Bu köyü gördüğümde tek başına çıktığım bu yolculuğun en tatlı yerlerinden biri olarak hafızama kazıp, buradan daha güzel olmasını umduğum Ushguli’ye gitmek için yola koyuldum. Burdan çıkmadan önce yakıtımı aldım (15,80 LT. = 35 Lari) Ushguli nasıl bir yer acaba? Diye merak içinde güzel duygularla yola koyuldum. 10-15 km. gitmeden beton yol bitti artık enduro yapmanın zamanı geldi diyerek yoluma devam ettim.
Biraz gittikten sonra yol daha da kötüleşmeye başladı inişler çıkışlar çamur çorak olunca –vay ben nerelre geldim desemde endurocu ruhuma pislik sürmemek adına yola devam ettim. Toplamda 50 km. yolu 4 saat gibi kısa bir sürede geldikten sonra Ushguli’nin kuleleri gözükmeye başladı. Köye az bir mesafe kala yanımdan, sonrada Polonyalı bir çift olduğunu öğrendiğim iki tane F800 ADV ayakta sürerek yanımdan korna çalarak hızlıca geçtiler. Bende Tenere660 ile yaklaşık 190kg. boş ağırlığı olan, benim aksesuar ve salak salak eşyalarla doldurmamdan dolayı 270-290 kg. olan çelebi üzerinde gayet sakin gidiyorum. Bu GS ler sadece arkaya minnacık çantayla yolculuk yaptığından basa gaz gittiler. Orada karar verdim; bundan sonra fazla çikolata bile almayacağım yanıma ;
Ushguli
Akşam saat 18:00 gibi Ushguli’ye geldim. Biraz çadır kurmak için yer aradıktan sonra motoru çadır kuracağım yere çektim. Burası Gürcistan’ın efsanevi kraliçesi Tamar’ın kışlık dinlenme alanıymış ki; işi de biliyormuş hergele. Burada Gürcistan’ın en büyük dağı 5800 rakımlı Shara dağının dibinde.

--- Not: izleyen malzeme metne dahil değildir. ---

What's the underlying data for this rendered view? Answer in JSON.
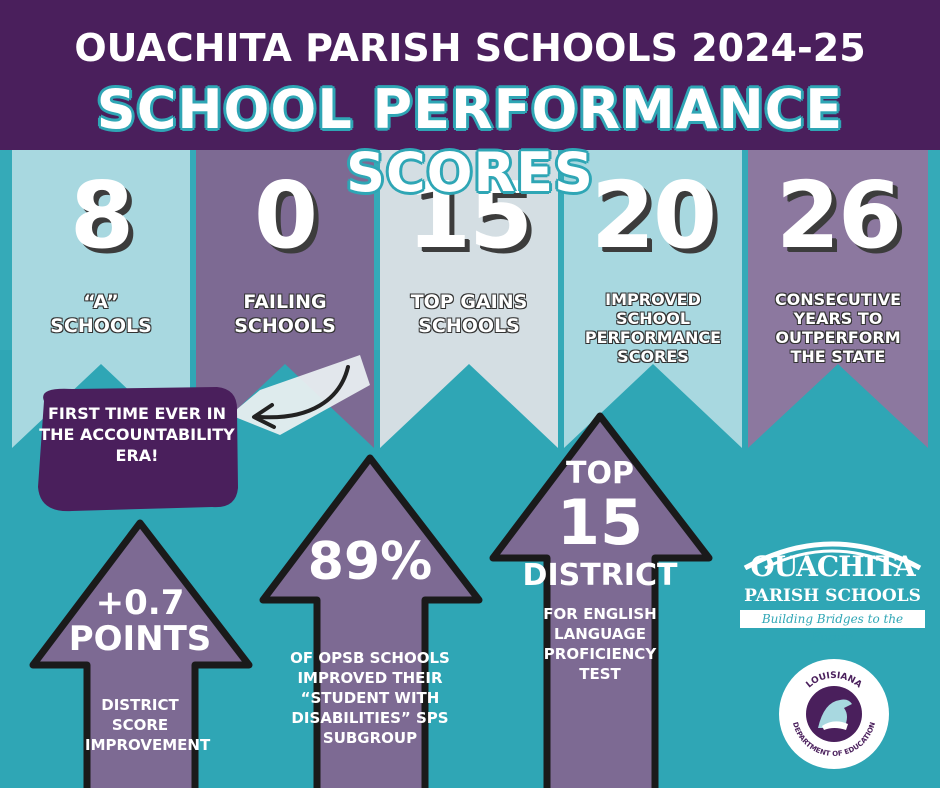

Burası UNESCO tarafından koruma altına alınan bir köymüş. Şu ana kadar etkilendiğim en güzel manzaralara sahip olan bu köy “iyi ki motorcuyum” “iyi ki bu yolculuğa çıkmışım” dedirten efsanevi bir köydü. Bu satırları yazarken bile hala içim kıpır kıpır oluyor.
Çadırımı da köye hakim bir tepeye kurdum. Yakındaki yöresel yiyecek satan bir yere gidip, taze Haçapuri yaptırdım. Çadırın yanına gelip çayımı demleyip çayla beraber götürdüm. Bu yorgunlukla akşam kafamı koyduğum gibi uyudum.